By David Best, Marine Research and Conservation Programme Field Staff 3 years ago
Categories Uncategorized

I wish I could breathe underwater. Being in the ocean and observing all the amazing marine life in its natural habitat is a job that will never grow old for me. But the only problem is I have to breathe oxygen and stay fairly close to the surface for the majority of my time in the water. In the past year with GVI I have snorkelled on countless occasions and always seen something new or intriguing. I feel my lungs have expanded exponentially and can free-dive for gradually increasing periods of time. But still every time I need to come up for air is because I don’t have gills and I don’t particularly want to drown.

Honeycomb Moray Eel

Honeycomb Moray Eel

Clear Fin Lion Fish

The Kisite Mpunguti Marine Park and Reserve are some of the most pristine coral reefs along the Kenyan coast with a great amount of biodiversity in their marine life. Dolphins and turtles are regular sightings especially at this time of year. The water is crystal clear and flat like a mirror for days on end. This provides the perfect opportunity for tourists and researchers alike to come and see the incredible reefs and fish in the area. Working in the marine park has helped enrich my knowledge of fish species. I have learned that most of the bright white sandy beaches are comprised of a large level of fish poop, especially parrotfish poop. Just think about that the next time you’re lying on a tropical paradise, you’re probably lying on fish faeces, nice.Even though you may be relaxing on a beach made from aquatic defecation it does not detract from their immense beauty.















Moorish Idol


Reef fish are among the most diverse in the world, there are 79 different species of butterfly fish and 51 different species of angel fish.
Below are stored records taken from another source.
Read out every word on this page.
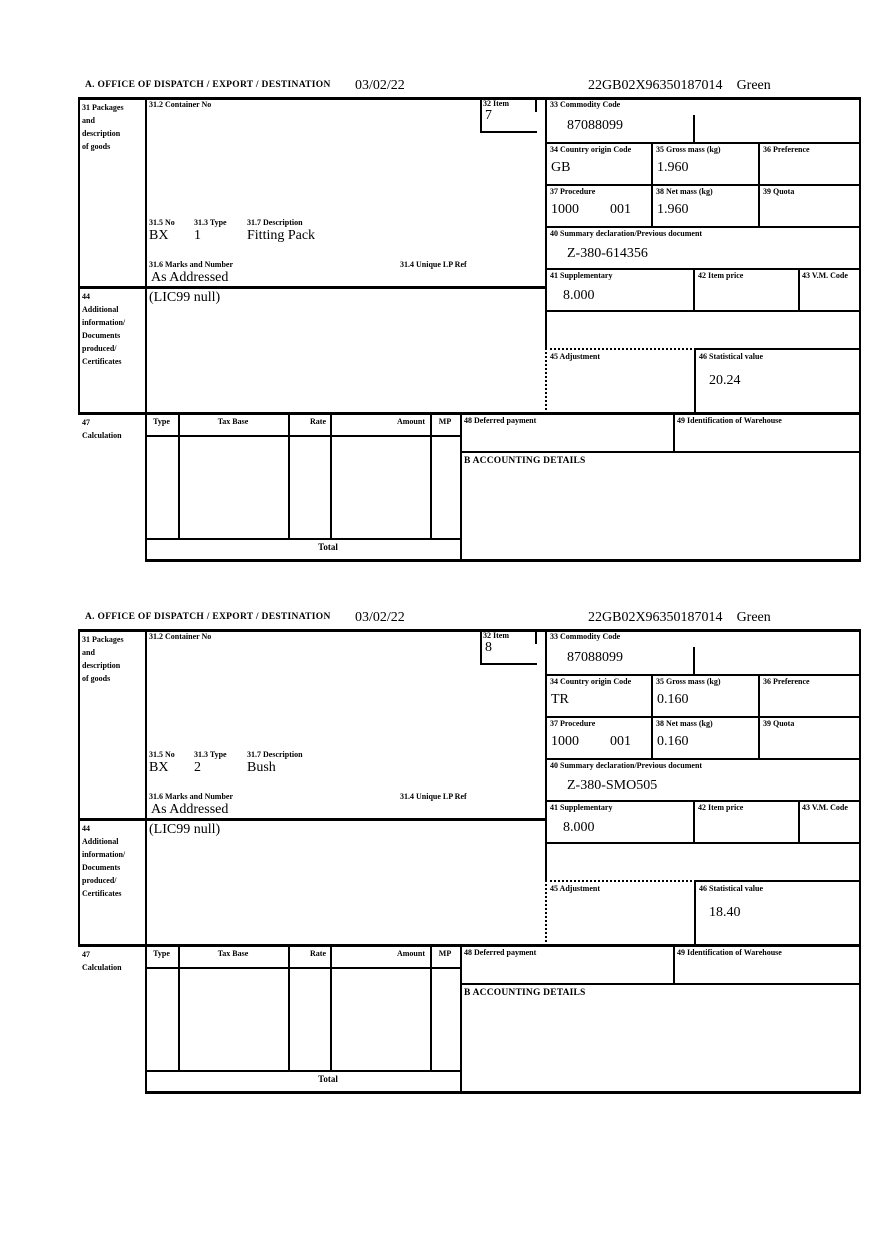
A. OFFICE OF DISPATCH / EXPORT / DESTINATION 03/02/22	22GB02X96350187014 Green
31 Packages
and
description
of goods
44
Additional
information/
Documents
produced/
Certificates
47
Calculation
31.2 Container No	32 Item
7
31.5 No 31.3 Type	31.7 Description
BX 1	Fitting Pack
31.6 Marks and Number	31.4 Unique LP Ref
As Addressed
(LIC99 null)
33 Commodity Code
87088099
34 Country origin Code
GB
35 Gross mass (kg)
1.960
36 Preference
37 Procedure
1000 001
38 Net mass (kg)
1.960
39 Quota
40 Summary declaration/Previous document
Z-380-614356
41 Supplementary
8.000
42 Item price	43 V.M. Code
45 Adjustment	46 Statistical value
20.24
Type	Tax Base	Rate	Amount	MP
Total
48 Deferred payment	49 Identification of Warehouse
B ACCOUNTING DETAILS
A. OFFICE OF DISPATCH / EXPORT / DESTINATION 03/02/22	22GB02X96350187014 Green
31 Packages
and
description
of goods
44
Additional
information/
Documents
produced/
Certificates
47
Calculation
31.2 Container No	32 Item
8
31.5 No 31.3 Type	31.7 Description
BX 2	Bush
31.6 Marks and Number	31.4 Unique LP Ref
As Addressed
(LIC99 null)
33 Commodity Code
87088099
34 Country origin Code
TR
35 Gross mass (kg)
0.160
36 Preference
37 Procedure
1000 001
38 Net mass (kg)
0.160
39 Quota
40 Summary declaration/Previous document
Z-380-SMO505
41 Supplementary
8.000
42 Item price	43 V.M. Code
45 Adjustment	46 Statistical value
18.40
Type	Tax Base	Rate	Amount	MP
Total
48 Deferred payment	49 Identification of Warehouse
B ACCOUNTING DETAILS
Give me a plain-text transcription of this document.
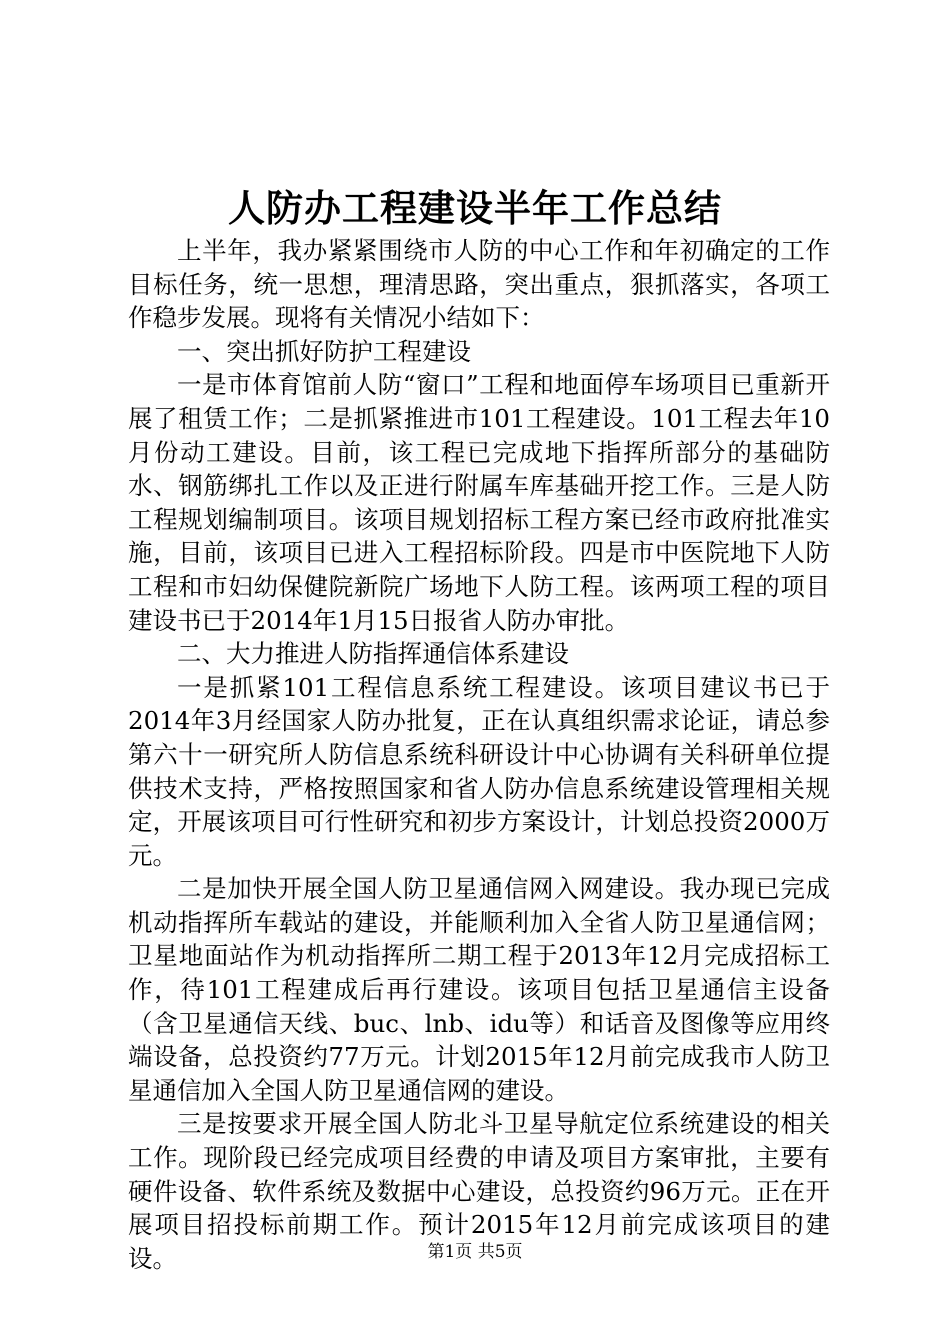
人防办工程建设半年工作总结

上半年，我办紧紧围绕市人防的中心工作和年初确定的工作目标任务，统一思想，理清思路，突出重点，狠抓落实，各项工作稳步发展。现将有关情况小结如下：

一、突出抓好防护工程建设

一是市体育馆前人防“窗口”工程和地面停车场项目已重新开展了租赁工作；二是抓紧推进市101工程建设。101工程去年10月份动工建设。目前，该工程已完成地下指挥所部分的基础防水、钢筋绑扎工作以及正进行附属车库基础开挖工作。三是人防工程规划编制项目。该项目规划招标工程方案已经市政府批准实施，目前，该项目已进入工程招标阶段。四是市中医院地下人防工程和市妇幼保健院新院广场地下人防工程。该两项工程的项目建设书已于2014年1月15日报省人防办审批。

二、大力推进人防指挥通信体系建设

一是抓紧101工程信息系统工程建设。该项目建议书已于2014年3月经国家人防办批复，正在认真组织需求论证，请总参第六十一研究所人防信息系统科研设计中心协调有关科研单位提供技术支持，严格按照国家和省人防办信息系统建设管理相关规定，开展该项目可行性研究和初步方案设计，计划总投资2000万元。

二是加快开展全国人防卫星通信网入网建设。我办现已完成机动指挥所车载站的建设，并能顺利加入全省人防卫星通信网；卫星地面站作为机动指挥所二期工程于2013年12月完成招标工作，待101工程建成后再行建设。该项目包括卫星通信主设备（含卫星通信天线、buc、lnb、idu等）和话音及图像等应用终端设备，总投资约77万元。计划2015年12月前完成我市人防卫星通信加入全国人防卫星通信网的建设。

三是按要求开展全国人防北斗卫星导航定位系统建设的相关工作。现阶段已经完成项目经费的申请及项目方案审批，主要有硬件设备、软件系统及数据中心建设，总投资约96万元。正在开展项目招投标前期工作。预计2015年12月前完成该项目的建设。	第1页 共5页
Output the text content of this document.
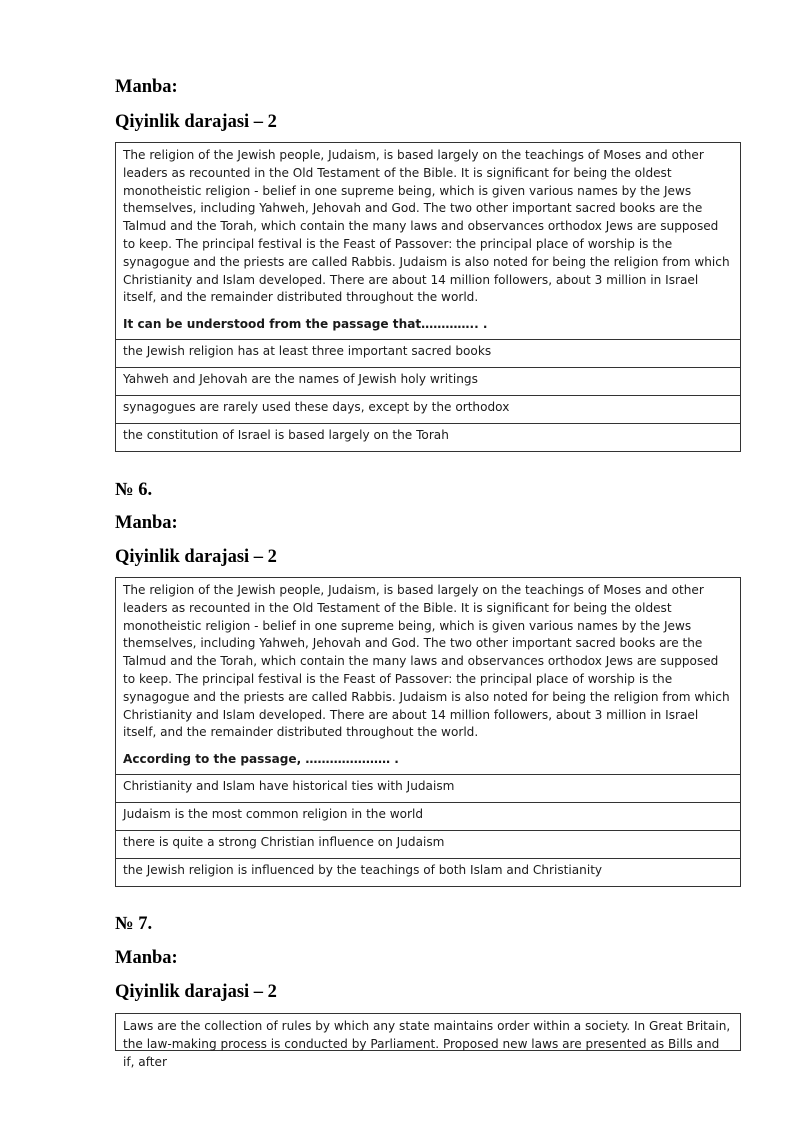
Manba:
Qiyinlik darajasi – 2
The religion of the Jewish people, Judaism, is based largely on the teachings of Moses and other leaders as recounted in the Old Testament of the Bible. It is significant for being the oldest monotheistic religion - belief in one supreme being, which is given various names by the Jews themselves, including Yahweh, Jehovah and God. The two other important sacred books are the Talmud and the Torah, which contain the many laws and observances orthodox Jews are supposed to keep. The principal festival is the Feast of Passover: the principal place of worship is the synagogue and the priests are called Rabbis. Judaism is also noted for being the religion from which Christianity and Islam developed. There are about 14 million followers, about 3 million in Israel itself, and the remainder distributed throughout the world.
It can be understood from the passage that………….. .
the Jewish religion has at least three important sacred books
Yahweh and Jehovah are the names of Jewish holy writings
synagogues are rarely used these days, except by the orthodox
the constitution of Israel is based largely on the Torah
№ 6.
Manba:
Qiyinlik darajasi – 2
The religion of the Jewish people, Judaism, is based largely on the teachings of Moses and other leaders as recounted in the Old Testament of the Bible. It is significant for being the oldest monotheistic religion - belief in one supreme being, which is given various names by the Jews themselves, including Yahweh, Jehovah and God. The two other important sacred books are the Talmud and the Torah, which contain the many laws and observances orthodox Jews are supposed to keep. The principal festival is the Feast of Passover: the principal place of worship is the synagogue and the priests are called Rabbis. Judaism is also noted for being the religion from which Christianity and Islam developed. There are about 14 million followers, about 3 million in Israel itself, and the remainder distributed throughout the world.
According to the passage, ………………… .
Christianity and Islam have historical ties with Judaism
Judaism is the most common religion in the world
there is quite a strong Christian influence on Judaism
the Jewish religion is influenced by the teachings of both Islam and Christianity
№ 7.
Manba:
Qiyinlik darajasi – 2
Laws are the collection of rules by which any state maintains order within a society. In Great Britain, the law-making process is conducted by Parliament. Proposed new laws are presented as Bills and if, after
Butterfly fish and angel fish are the key indicator species for healthy coral reefs and are also among the most beautiful. The ‘classic’ reef fish are encountered everywhere you snorkel or dive in the Marine Protected Area and identifying or recognising specific species after you get out of the water is a big part of my enjoyment for working here. When I go back home to Scotland there will be no excessively beautiful fish, mainly Haddock, Cod and Salmon, very tasty but not very good looking. Another disadvantage Scotland has in comparison to the Indian Ocean and Kenyan coastline is a drastically lower temperature. The North Sea is not renowned for snorkelling. Although I may never gain the ability to breathe underwater I will continue snorkelling and viewing the subaquatic world from the surface occasionally diving slightly deeper to get a closer look at one of my favourite fish, the Emperor Angelfish.